# Data conversion

This script allows the data conversion of the Cypher query to import the Movie dataset into Neo4j into two dataframes (nodes, and edges) that are imported in JanusGraph.

In [1]:
with open("movieCreationQuery.txt", "r") as fid:
    lines = fid.readlines()

In [2]:
import re

is_edge_regex = re.compile("\[.*\]")

def is_edge(line):
    if is_edge_regex.search(line):
        return True
    return False

is_valid_regex = re.compile("\(.*\)")

def is_valid(line):
    if is_valid_regex.search(line):
        return True
    return False    

In [3]:
import json 

def dict_serializer(input_dict):
    return {
        k: json.dumps(v) if isinstance(v, dict) or isinstance(v, list) else v
        for k, v in input_dict.items()
    }

single_quote_parser = lambda props: dict_serializer(json.loads(re.sub("(\w+):", r"'\1':",  props).replace("'","\"")))
double_quote_parser = lambda props: dict_serializer(json.loads(re.sub("(\w+):", r'"\1":',  props)))

In [4]:
from dataclasses import dataclass

@dataclass
class Node:
    id: str
    label: str
    props: dict

@dataclass
class Edge:
    id: tuple[str, str]
    label: str
    props: dict

node_regex = re.compile(r'.*\((\w*):(\w*).*({.*})\).*')

def parse_node_line(line):

    name, label, props = node_regex.match(line).groups()

    parser = double_quote_parser if '"' in props else single_quote_parser

    return Node(name, label, parser(props))

edge_regex = re.compile(r'^[a-zA-Z\s]*\((\w+)\)-\[:(\w+) ({.*})\]->\((\w+)\).*')
edge_regex_noprop = re.compile(r'^[a-zA-Z\s]*\((\w+)\)-\[:(\w+)]->\((\w+)\).*')

def parse_edge_line(line):

    try:
        source, rel_type, props, target = edge_regex.match(line).groups()
    except:
        source, rel_type, target = edge_regex_noprop.match(line).groups()
        props="{}"

    parser = double_quote_parser if '"' in props else single_quote_parser

    return Edge((source, target), rel_type, parser(props))

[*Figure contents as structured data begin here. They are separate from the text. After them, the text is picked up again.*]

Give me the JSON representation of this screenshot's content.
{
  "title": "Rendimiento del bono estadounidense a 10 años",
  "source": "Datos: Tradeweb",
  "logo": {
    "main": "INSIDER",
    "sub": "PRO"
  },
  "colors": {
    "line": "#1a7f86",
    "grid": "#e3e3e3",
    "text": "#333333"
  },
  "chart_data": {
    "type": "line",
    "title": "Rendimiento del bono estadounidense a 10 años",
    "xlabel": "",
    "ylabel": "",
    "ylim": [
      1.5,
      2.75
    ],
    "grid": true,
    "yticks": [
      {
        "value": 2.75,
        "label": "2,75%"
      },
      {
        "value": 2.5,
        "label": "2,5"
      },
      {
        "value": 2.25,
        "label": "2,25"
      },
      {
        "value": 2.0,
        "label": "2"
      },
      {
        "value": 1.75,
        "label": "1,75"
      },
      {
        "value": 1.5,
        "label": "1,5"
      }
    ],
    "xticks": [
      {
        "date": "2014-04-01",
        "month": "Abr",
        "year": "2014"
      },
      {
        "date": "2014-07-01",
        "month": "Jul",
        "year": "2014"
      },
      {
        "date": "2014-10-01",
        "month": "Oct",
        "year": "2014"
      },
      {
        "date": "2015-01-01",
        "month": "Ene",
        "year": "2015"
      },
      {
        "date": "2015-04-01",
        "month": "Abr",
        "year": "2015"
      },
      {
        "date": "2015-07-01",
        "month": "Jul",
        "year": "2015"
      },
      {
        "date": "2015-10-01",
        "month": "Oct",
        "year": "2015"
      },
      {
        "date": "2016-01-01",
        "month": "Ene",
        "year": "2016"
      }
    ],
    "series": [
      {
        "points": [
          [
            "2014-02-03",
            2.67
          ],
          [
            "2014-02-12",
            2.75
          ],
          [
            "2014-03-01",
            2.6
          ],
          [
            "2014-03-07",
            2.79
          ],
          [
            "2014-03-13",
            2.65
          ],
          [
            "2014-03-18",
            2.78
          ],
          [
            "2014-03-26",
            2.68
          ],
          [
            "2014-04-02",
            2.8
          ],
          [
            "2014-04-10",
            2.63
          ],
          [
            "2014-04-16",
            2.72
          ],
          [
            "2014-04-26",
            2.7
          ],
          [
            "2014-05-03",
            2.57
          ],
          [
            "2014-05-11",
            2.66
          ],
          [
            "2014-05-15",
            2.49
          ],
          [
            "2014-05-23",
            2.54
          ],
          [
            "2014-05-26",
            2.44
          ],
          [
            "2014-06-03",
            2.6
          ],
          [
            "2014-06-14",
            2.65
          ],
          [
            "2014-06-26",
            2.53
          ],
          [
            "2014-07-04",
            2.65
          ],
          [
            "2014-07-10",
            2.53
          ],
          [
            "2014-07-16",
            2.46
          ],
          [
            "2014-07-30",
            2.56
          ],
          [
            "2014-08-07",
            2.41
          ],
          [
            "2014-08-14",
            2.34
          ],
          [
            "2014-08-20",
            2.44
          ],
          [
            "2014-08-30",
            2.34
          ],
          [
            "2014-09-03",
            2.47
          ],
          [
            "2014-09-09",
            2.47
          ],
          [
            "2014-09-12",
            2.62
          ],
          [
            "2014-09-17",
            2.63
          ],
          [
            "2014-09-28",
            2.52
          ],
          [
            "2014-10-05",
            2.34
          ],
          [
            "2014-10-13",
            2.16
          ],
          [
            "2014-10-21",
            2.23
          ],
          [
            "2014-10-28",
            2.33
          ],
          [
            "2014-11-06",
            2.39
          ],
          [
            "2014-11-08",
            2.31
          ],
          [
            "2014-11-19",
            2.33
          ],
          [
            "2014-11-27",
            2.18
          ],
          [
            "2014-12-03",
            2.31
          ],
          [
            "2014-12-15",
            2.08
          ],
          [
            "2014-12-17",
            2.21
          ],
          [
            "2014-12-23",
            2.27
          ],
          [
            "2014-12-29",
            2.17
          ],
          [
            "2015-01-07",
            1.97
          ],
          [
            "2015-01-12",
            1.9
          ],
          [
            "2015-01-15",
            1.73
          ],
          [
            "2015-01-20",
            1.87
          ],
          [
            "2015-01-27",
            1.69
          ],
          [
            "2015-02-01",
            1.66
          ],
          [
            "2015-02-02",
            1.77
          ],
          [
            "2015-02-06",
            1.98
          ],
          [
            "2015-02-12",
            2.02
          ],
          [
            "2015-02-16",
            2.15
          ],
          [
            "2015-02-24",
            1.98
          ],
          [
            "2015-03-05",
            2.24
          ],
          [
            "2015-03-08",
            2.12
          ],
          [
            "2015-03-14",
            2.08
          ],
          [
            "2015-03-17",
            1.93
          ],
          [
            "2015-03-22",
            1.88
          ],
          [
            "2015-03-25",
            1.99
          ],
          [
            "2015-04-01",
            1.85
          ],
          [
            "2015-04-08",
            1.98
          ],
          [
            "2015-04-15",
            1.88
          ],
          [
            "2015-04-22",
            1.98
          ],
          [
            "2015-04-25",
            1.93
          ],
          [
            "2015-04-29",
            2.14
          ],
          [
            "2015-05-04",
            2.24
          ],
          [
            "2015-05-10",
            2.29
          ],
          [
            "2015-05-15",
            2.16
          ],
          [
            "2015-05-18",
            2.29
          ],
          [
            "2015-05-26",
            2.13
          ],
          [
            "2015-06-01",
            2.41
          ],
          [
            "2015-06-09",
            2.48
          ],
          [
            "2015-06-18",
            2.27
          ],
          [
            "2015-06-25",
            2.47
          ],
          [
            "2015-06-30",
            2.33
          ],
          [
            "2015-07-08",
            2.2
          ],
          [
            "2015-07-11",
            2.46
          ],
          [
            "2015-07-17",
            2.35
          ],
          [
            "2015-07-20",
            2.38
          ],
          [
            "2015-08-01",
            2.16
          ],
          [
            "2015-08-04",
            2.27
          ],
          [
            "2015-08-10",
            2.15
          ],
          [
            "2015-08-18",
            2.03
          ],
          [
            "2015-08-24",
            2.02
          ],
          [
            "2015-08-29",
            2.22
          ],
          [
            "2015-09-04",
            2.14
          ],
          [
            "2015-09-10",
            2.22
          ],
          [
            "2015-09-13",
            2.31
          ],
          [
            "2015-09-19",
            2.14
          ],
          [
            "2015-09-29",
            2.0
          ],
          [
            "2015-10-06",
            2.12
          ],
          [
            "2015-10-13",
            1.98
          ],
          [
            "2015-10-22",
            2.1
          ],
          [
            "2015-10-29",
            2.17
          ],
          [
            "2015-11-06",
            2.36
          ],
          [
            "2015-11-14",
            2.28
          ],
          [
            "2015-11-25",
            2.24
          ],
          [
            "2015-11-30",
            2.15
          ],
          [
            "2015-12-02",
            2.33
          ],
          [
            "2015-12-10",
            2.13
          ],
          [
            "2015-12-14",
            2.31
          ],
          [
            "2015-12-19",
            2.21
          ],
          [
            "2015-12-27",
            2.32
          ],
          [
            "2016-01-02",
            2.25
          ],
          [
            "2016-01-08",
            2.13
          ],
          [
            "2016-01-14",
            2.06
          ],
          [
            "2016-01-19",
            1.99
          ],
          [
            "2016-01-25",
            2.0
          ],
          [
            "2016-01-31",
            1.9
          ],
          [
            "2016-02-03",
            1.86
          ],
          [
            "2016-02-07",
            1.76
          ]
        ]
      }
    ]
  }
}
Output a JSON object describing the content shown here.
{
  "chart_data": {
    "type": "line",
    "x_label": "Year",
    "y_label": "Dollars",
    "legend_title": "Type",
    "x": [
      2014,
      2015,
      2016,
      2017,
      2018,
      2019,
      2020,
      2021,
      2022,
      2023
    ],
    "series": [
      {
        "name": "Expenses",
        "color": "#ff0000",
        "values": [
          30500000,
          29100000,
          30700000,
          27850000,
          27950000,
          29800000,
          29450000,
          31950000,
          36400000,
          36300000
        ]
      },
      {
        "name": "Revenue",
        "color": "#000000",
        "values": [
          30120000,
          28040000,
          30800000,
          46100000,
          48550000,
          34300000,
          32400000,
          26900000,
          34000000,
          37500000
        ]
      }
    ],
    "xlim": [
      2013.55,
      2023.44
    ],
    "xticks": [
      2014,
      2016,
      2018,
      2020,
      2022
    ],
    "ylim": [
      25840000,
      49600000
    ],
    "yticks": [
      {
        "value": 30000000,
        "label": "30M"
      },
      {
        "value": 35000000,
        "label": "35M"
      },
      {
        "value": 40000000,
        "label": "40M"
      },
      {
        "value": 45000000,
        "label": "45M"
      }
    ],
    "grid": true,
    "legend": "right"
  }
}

def parse_line(line: str):
    if not is_valid(line):
        return None
    
    if is_edge(line):
        return parse_edge_line(line)
    return parse_node_line(line)


In [5]:
line=lines[18]

In [6]:
parse_line(line)

Edge(id=('Emil', 'TheMatrix'), label='ACTED_IN', props={'roles': '["Emil"]'})

In [7]:
parsed_outout = [parse_line(line) for line in lines]

In [8]:
nodes = [item for item in parsed_outout if isinstance(item, Node)]
edges = [item for item in parsed_outout if isinstance(item, Edge)]

In [9]:
len(nodes)

171

In [10]:
len(edges)

254

In [11]:
import pandas as pd

In [12]:
nodes[:10]

[Node(id='TheMatrix', label='Movie', props={'title': 'The Matrix', 'released': 1999, 'tagline': 'Welcome to the Real World'}),
 Node(id='Keanu', label='Person', props={'name': 'Keanu Reeves', 'born': 1964}),
 Node(id='Carrie', label='Person', props={'name': 'Carrie-Anne Moss', 'born': 1967}),
 Node(id='Laurence', label='Person', props={'name': 'Laurence Fishburne', 'born': 1961}),
 Node(id='Hugo', label='Person', props={'name': 'Hugo Weaving', 'born': 1960}),
 Node(id='LillyW', label='Person', props={'name': 'Lilly Wachowski', 'born': 1967}),
 Node(id='LanaW', label='Person', props={'name': 'Lana Wachowski', 'born': 1965}),
 Node(id='JoelS', label='Person', props={'name': 'Joel Silver', 'born': 1952}),
 Node(id='Emil', label='Person', props={'name': 'Emil Eifrem', 'born': 1978}),
 Node(id='TheMatrixReloaded', label='Movie', props={'title': 'The Matrix Reloaded', 'released': 2003, 'tagline': 'Free your mind'})]

In [13]:
pd.DataFrame.from_records([{"id": node.id, "label": node.label, "props": node.props} for node in nodes]).set_index("id").to_pickle("nodes.pkl")

In [14]:
pd.DataFrame.from_records([{"id": edge.id, "label": edge.label, "props": edge.props} for edge in edges]).set_index("id").to_pickle("edges.pkl")